Она ухватилась за корму оморочки и шагнула в поток. Но, прежде чем он подхватил и понес ее, Лариса успела прикинуть, как ей ловчее и удобнее подобраться к Федору. Решив выручить его во что бы то ни стало, она уже не думала о себе, и мысли ее занимало одно: успеет ли она к полуразбитой лодке вовремя, сумеет ли точно подойти к огромному окатышу-валуну, не пронесет ли ее мимо? Ведь она не сможет возвратиться к камню, если проскочит.
Держа легкую берестянку перед собой, Лариса соскользнула в реку. Нос оморочки тут же потащило потоком вниз, под бурун, образовавшийся от завихрения воды. Тогда, тяжестью всего своего тела нажав на корму, Лариса вздыбила острый форштевень лодки. И клокочущая пена, вместо того чтобы подмять оморочку, уволочь ее в глубину, собственной же силой перетащила берестянку и Ларису через свой горб.
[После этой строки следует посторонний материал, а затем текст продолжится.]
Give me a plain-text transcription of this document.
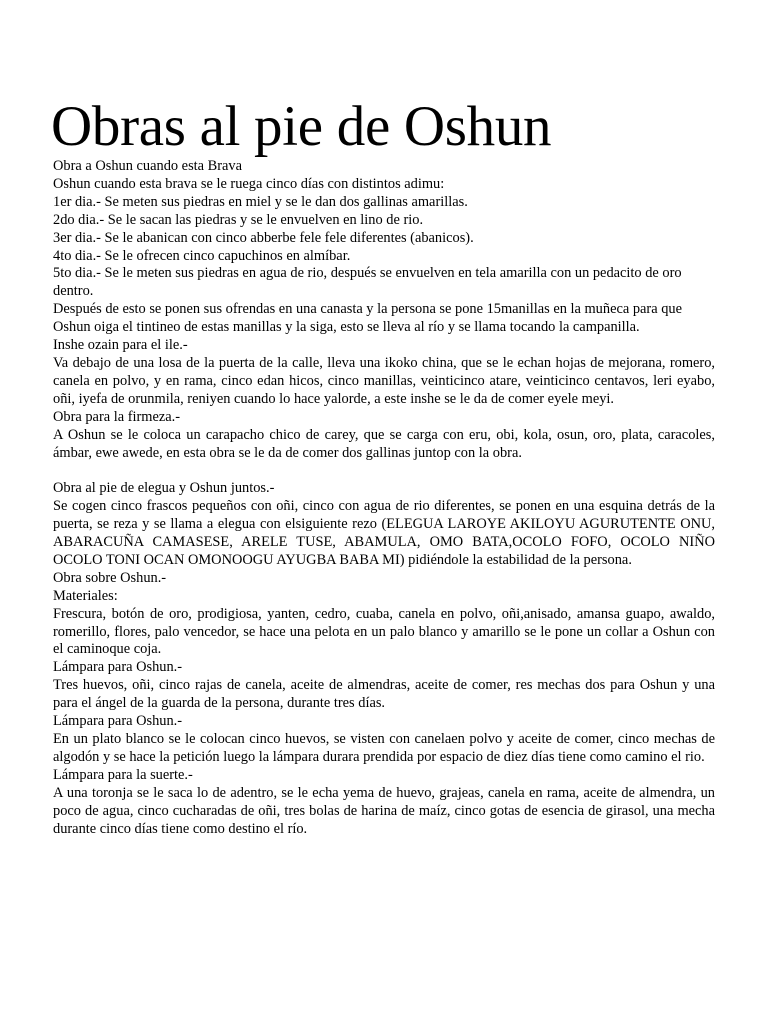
Obras al pie de Oshun

Obra a Oshun cuando esta Brava

Oshun cuando esta brava se le ruega cinco días con distintos adimu:

1er dia.- Se meten sus piedras en miel y se le dan dos gallinas amarillas.

2do dia.- Se le sacan las piedras y se le envuelven en lino de rio.

3er dia.- Se le abanican con cinco abberbe fele fele diferentes (abanicos).

4to dia.- Se le ofrecen cinco capuchinos en almíbar.

5to dia.- Se le meten sus piedras en agua de rio, después se envuelven en tela amarilla con un pedacito de oro dentro.

Después de esto se ponen sus ofrendas en una canasta y la persona se pone 15manillas en la muñeca para que Oshun oiga el tintineo de estas manillas y la siga, esto se lleva al río y se llama tocando la campanilla.

Inshe ozain para el ile.-

Va debajo de una losa de la puerta de la calle, lleva una ikoko china, que se le echan hojas de mejorana, romero, canela en polvo, y en rama, cinco edan hicos, cinco manillas, veinticinco atare, veinticinco centavos, leri eyabo, oñi, iyefa de orunmila, reniyen cuando lo hace yalorde, a este inshe se le da de comer eyele meyi.

Obra para la firmeza.-

A Oshun se le coloca un carapacho chico de carey, que se carga con eru, obi, kola, osun, oro, plata, caracoles, ámbar, ewe awede, en esta obra se le da de comer dos gallinas juntop con la obra.

Obra al pie de elegua y Oshun juntos.-

Se cogen cinco frascos pequeños con oñi, cinco con agua de rio diferentes, se ponen en una esquina detrás de la puerta, se reza y se llama a elegua con elsiguiente rezo (ELEGUA LAROYE AKILOYU AGURUTENTE ONU, ABARACUÑA CAMASESE, ARELE TUSE, ABAMULA, OMO BATA,OCOLO FOFO, OCOLO NIÑO OCOLO TONI OCAN OMONOOGU AYUGBA BABA MI) pidiéndole la estabilidad de la persona.

Obra sobre Oshun.-

Materiales:

Frescura, botón de oro, prodigiosa, yanten, cedro, cuaba, canela en polvo, oñi,anisado, amansa guapo, awaldo, romerillo, flores, palo vencedor, se hace una pelota en un palo blanco y amarillo se le pone un collar a Oshun con el caminoque coja.

Lámpara para Oshun.-

Tres huevos, oñi, cinco rajas de canela, aceite de almendras, aceite de comer, res mechas dos para Oshun y una para el ángel de la guarda de la persona, durante tres días.

Lámpara para Oshun.-

En un plato blanco se le colocan cinco huevos, se visten con canelaen polvo y aceite de comer, cinco mechas de algodón y se hace la petición luego la lámpara durara prendida por espacio de diez días tiene como camino el rio.

Lámpara para la suerte.-

A una toronja se le saca lo de adentro, se le echa yema de huevo, grajeas, canela en rama, aceite de almendra, un poco de agua, cinco cucharadas de oñi, tres bolas de harina de maíz, cinco gotas de esencia de girasol, una mecha durante cinco días tiene como destino el río.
Почувствовав - она в силах хоть немного, хоть кое-как управлять движением лодки на поверхности стремнины, Лариса направила берестянку чуть наискось бешеного течения. Оно стало как бы послушным Ларисе.
Оморочку с ходу вынесло на окатыш справа от полуразбитой лодки. Лариса стала на камень. Быстрая вода лишь по щиколотку заливала ее ноги. Зажав меж колен упругие борта берестянки, чтоб ее не унесло, Лариса ухватила Федора за плечо, за ватник и принялась вытягивать из-под банки. Мокрый, набухший ватник налез на голову егеря и был тяжел. Подтащив Федора к борту, Лариса стянула с него ватник и отбросила в сторону. Тогда Лариса увидела глубокую рваную рану на затылке. Холодная вода остановила кровотечение, и рана с припухшими краями выглядела очень глубокой.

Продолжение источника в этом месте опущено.